# Advanced Machine Learning Application - Assignment 2
### Rohan Rocky Britto - Student ID: 24610990

## Data Import and Preparation

Importing required packages

In [1]:
import pandas as pd
import numpy as np
from joblib import dump
from prophet import Prophet
from sklearn.metrics import mean_absolute_error, mean_squared_error

  from .autonotebook import tqdm as notebook_tqdm
Importing plotly failed. Interactive plots will not work.

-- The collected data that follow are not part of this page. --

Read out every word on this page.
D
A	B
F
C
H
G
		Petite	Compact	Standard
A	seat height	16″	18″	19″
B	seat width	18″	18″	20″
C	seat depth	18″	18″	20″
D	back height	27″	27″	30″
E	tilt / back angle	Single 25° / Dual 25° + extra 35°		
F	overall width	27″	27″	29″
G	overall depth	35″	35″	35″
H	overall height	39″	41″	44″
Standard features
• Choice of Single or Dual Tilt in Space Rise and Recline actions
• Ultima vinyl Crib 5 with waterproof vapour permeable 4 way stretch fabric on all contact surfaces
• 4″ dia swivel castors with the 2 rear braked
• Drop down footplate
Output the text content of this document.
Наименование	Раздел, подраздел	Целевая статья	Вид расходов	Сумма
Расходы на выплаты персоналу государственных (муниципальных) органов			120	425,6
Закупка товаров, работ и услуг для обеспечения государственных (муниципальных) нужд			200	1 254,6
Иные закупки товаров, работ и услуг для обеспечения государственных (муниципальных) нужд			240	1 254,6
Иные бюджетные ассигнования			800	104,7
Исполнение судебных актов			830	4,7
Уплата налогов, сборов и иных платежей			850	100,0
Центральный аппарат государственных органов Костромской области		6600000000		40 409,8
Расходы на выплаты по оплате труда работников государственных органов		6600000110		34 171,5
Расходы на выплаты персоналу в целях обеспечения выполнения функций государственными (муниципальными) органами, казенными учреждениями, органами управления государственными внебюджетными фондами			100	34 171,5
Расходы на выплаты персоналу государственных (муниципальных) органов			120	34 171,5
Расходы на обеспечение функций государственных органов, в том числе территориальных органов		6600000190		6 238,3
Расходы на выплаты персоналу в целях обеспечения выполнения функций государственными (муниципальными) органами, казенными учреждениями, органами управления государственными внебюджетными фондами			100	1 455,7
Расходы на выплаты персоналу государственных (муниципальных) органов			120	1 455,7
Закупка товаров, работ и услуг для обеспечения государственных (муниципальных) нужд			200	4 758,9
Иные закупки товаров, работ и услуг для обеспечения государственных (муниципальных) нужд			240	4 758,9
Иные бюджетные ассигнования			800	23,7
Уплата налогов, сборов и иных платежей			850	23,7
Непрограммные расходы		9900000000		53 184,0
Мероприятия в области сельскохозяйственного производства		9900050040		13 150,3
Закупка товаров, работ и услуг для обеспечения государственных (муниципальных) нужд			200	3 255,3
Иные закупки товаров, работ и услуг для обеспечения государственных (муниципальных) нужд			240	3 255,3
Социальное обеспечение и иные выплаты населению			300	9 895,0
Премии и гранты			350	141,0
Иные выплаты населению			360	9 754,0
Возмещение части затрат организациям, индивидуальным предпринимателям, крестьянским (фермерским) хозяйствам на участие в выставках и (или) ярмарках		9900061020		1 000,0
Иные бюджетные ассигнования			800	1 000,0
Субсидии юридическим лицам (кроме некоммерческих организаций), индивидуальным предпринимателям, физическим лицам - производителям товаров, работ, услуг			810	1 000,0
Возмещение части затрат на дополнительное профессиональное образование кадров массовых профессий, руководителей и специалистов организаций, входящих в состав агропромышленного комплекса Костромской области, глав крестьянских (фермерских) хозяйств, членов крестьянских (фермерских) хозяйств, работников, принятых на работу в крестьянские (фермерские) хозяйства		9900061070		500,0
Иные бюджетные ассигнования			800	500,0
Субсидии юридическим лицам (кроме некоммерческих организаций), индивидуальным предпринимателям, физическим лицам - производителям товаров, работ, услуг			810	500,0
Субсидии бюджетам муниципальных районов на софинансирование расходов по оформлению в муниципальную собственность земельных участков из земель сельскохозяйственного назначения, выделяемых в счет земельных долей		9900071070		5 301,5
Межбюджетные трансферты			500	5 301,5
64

Importing the function developed and saved to evaluate the model

In [2]:
import sys
sys.path.append('../../src')
from functions import evaluate_model

Read the training and validation files

In [3]:
df_train = pd.read_csv('../../data/processed/train_processed.csv')
df_validation = pd.read_csv('../../data/processed/validation_processed.csv')
df_test = pd.read_csv('../../data/processed/test_processed.csv')

  df_train = pd.read_csv('../../data/processed/train_processed.csv')
  df_validation = pd.read_csv('../../data/processed/validation_processed.csv')
  df_test = pd.read_csv('../../data/processed/test_processed.csv')


Grouping all the rows based on dates to find the total sales revenue on a particular day

In [4]:
df_train_grouped = df_train[['date', 'sale_revenue']].groupby(['date'], as_index=False).sum()
df_validation_grouped = df_validation[['date', 'sale_revenue']].groupby(['date'], as_index=False).sum()
df_test_grouped = df_test[['date', 'sale_revenue']].groupby(['date'], as_index=False).sum()

Converting the datatype of date field to datetime and sale_revenue to int

In [5]:
df_train_grouped['date'] = pd.to_datetime(df_train_grouped['date'])
df_train_grouped['sale_revenue'] = df_train_grouped['sale_revenue'].astype(int)

df_validation_grouped['date'] = pd.to_datetime(df_validation_grouped['date'])
df_validation_grouped['sale_revenue'] = df_validation_grouped['sale_revenue'].astype(int)

df_test_grouped['date'] = pd.to_datetime(df_test_grouped['date'])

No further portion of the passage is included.